The constructive system of the walls of the Crematory and the adjacent Chapels designed by Asplund, consists of brick blocks covered with yellow travertine. The New Crematory has resumed the same material inserting it in a different construction system: here the travertine is no longer a cladding, but constitutes the real “disposable formwork” inside which the reinforcements are prepared before casting the concrete.

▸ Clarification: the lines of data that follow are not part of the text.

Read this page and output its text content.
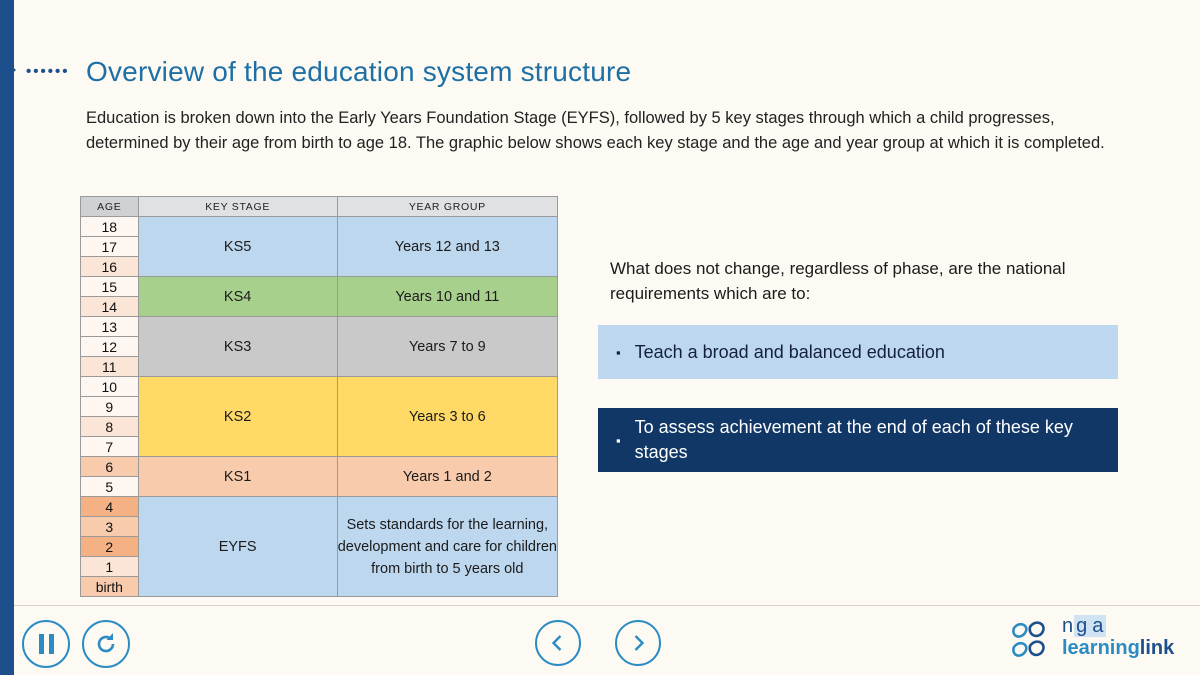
•••••• Overview of the education system structure
Education is broken down into the Early Years Foundation Stage (EYFS), followed by 5 key stages through which a child progresses, determined by their age from birth to age 18. The graphic below shows each key stage and the age and year group at which it is completed.
AGE	KEY STAGE	YEAR GROUP
18	KS5	Years 12 and 13
17		
16		
15	KS4	Years 10 and 11
14		
13	KS3	Years 7 to 9
12		
11		
10	KS2	Years 3 to 6
9		
8		
7		
6	KS1	Years 1 and 2
5		
4	EYFS	Sets standards for the learning, development and care for children from birth to 5 years old
3		
2		
1		
birth		
What does not change, regardless of phase, are the national requirements which are to:
▪ Teach a broad and balanced education
▪
To assess achievement at the end of each of these key stages
n g a
learninglink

The technique is the same that Peter Zumthor uses in the construction of the thermal baths of Vals (Switzerland), taking up, in turn, the medieval system of the “sack wall”. Also here, therefore, the blocks of stone were arranged coupling three different thicknesses (3, 5 and 7 cm) forming, from time to time, macro-planks of 15 cm which, alternated and seen as a whole, create an apparent surface irregularity. The monolithic appearance that links the buildings within the system is interrupted by large courts opened into the walls and, sometimes, on the roof. The single building opens to dialogue with the landscape through the different variations of “void”, allowing light to filter.